Another option is to use a counter (which is of course a state machine itself) to generate Latch and Pulse. Again, you would need to be sure you are only generating these signals when sampling the controller.
Your Latch and Pulse have some restrictions. Each pulse should have a period between 8µs and 16µs and should have a 50% duty cycle. Latch should be high for a duration equal to pulse's period. Further, the time when pulse is actually changing should be a very small fraction of the time. As shown in Figure 2, it should be no more than 5% of the total time.

Reading Data
Once you correctly generate the Latch and Pulse signals, the controller will transmit the button
status on the Data wire. You may wish to use a shift register to read each bit from the Data wire.
Give careful consideration to how to clock the shift register.
Displaying data to the LEDs
You are to map the button data to the Green LEDs so that when a given button is pushed some
corresponding LED is lit. You may map the buttons to the Green LEDs in any way you see fit so
long as each button lights a unique LED.

Many games have secret codes that cause the game to behave differently. These "Easter Eggs" are activated by pressing a certain sequence of keys. Most NES games have Easter Eggs of one type or another in them.
Requirements
Each student will be assigned a different 5-key code. When that code is entered into the NES
controller, a single Red LEDs should be lit -- you may choose which one.
The user must press the right buttons in order and press no other buttons between correct presses
for the entry of the code sequence to be considered correct. The Red LED
should remain lit until the start button on the controller is pressed. In all cases, the Green LEDs
should continue to function as before. Once you have successfully implemented the required
functionality, you can improve upon this Easter Egg feature to earn a few extra credit points.
Information is available in the Deliverables section of this lab.

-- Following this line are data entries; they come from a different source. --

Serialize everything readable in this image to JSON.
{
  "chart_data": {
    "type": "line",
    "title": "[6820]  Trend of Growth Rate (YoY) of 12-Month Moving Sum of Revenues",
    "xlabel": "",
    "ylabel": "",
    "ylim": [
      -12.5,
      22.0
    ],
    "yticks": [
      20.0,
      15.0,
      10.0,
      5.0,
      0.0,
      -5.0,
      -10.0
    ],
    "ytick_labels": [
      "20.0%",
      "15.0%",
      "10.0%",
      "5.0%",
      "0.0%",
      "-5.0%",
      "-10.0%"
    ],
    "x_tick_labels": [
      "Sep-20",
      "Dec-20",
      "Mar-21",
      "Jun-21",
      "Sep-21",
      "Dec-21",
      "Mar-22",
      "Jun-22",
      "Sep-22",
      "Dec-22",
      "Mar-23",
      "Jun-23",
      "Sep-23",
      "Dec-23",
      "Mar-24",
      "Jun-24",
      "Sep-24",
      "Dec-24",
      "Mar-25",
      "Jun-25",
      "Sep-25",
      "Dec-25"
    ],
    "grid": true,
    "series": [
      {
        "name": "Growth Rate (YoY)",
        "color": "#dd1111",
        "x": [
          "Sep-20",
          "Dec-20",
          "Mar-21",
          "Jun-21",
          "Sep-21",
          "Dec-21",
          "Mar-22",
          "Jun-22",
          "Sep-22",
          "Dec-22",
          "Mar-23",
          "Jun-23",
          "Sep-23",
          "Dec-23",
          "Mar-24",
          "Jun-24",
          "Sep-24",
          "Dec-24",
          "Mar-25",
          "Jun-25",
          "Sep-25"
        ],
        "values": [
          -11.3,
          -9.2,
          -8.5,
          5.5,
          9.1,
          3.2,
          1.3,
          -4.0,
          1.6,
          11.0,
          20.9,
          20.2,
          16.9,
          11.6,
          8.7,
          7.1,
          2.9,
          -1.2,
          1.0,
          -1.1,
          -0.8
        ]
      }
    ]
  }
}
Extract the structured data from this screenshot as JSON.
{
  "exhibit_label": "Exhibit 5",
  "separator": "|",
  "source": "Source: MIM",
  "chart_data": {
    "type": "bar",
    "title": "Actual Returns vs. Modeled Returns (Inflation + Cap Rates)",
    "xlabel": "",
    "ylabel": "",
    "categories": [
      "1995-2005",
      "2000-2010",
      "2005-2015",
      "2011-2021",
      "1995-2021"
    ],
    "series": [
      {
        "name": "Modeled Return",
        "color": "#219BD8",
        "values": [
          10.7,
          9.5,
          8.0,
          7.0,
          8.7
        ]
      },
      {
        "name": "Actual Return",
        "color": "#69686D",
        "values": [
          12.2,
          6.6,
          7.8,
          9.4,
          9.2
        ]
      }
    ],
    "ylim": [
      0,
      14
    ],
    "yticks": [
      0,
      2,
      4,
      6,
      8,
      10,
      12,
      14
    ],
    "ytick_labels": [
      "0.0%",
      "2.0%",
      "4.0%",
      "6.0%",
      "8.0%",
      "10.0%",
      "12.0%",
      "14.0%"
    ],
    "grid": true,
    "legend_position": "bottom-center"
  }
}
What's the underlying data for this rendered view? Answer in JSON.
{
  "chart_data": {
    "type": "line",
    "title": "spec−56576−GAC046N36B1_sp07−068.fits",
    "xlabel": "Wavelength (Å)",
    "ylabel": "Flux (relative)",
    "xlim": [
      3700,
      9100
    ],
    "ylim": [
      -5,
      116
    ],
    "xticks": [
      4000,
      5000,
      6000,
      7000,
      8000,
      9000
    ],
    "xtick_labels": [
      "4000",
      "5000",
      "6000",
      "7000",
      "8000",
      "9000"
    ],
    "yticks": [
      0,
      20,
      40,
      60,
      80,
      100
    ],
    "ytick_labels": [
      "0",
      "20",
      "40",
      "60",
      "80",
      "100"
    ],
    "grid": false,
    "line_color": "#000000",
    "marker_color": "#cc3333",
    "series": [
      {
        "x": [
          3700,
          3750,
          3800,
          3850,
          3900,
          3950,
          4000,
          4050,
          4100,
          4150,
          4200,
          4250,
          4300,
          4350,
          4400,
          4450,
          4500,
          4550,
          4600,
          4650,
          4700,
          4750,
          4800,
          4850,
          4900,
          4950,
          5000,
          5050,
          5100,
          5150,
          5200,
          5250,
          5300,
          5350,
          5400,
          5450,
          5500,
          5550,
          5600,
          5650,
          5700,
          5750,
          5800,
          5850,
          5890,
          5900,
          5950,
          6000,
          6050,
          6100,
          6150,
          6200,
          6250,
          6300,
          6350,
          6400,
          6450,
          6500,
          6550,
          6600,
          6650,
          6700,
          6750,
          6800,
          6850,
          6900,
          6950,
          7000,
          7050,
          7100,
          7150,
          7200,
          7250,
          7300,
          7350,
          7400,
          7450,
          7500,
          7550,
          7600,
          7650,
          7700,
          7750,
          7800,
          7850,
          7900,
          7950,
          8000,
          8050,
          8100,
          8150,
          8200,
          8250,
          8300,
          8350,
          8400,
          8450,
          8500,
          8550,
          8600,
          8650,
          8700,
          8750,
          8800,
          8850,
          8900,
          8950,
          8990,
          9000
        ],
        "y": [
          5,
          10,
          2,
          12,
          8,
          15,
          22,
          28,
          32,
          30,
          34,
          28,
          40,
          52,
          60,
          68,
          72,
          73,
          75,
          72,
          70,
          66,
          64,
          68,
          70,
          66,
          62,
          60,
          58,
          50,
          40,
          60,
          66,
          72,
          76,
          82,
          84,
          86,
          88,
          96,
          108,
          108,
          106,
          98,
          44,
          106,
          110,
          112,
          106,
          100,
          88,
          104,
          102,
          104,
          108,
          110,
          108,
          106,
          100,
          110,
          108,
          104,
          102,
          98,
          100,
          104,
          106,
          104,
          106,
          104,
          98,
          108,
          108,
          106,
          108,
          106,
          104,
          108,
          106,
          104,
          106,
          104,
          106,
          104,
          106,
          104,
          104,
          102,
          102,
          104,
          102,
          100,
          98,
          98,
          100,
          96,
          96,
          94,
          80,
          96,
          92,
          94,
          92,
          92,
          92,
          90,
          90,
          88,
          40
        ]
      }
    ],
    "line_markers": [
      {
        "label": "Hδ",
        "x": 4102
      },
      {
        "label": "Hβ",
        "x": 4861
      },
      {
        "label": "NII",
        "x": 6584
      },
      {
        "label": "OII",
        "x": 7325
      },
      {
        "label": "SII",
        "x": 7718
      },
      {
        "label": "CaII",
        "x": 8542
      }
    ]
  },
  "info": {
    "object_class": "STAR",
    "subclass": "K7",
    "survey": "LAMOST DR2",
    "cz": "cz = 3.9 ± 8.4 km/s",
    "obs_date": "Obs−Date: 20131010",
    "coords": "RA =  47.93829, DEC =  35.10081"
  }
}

The mapping of Green LEDs to buttons is done at your discression. You are also free to choose which Red LED to use for the Easter Egg.
The 50Mhz system clock found on pin N2.
In-lab (130+ points)
Download the .sof file for the Nintendo Controller to the DE2 board and verify that your
implementation is working properly. There are two parts to the in-lab assignment. The first is to
demonstrate that your Green LEDs are correctly responding. (70 points)
The second is to demonstrate that your Easter Egg works correctly. (60 points)
Further, you may earn up to 20 points of extra credit for doing one or more of the following with the Easter Egg. Note that these assignments can be fairly difficult. Extra credit will not be accepted after the due date for the in-lab.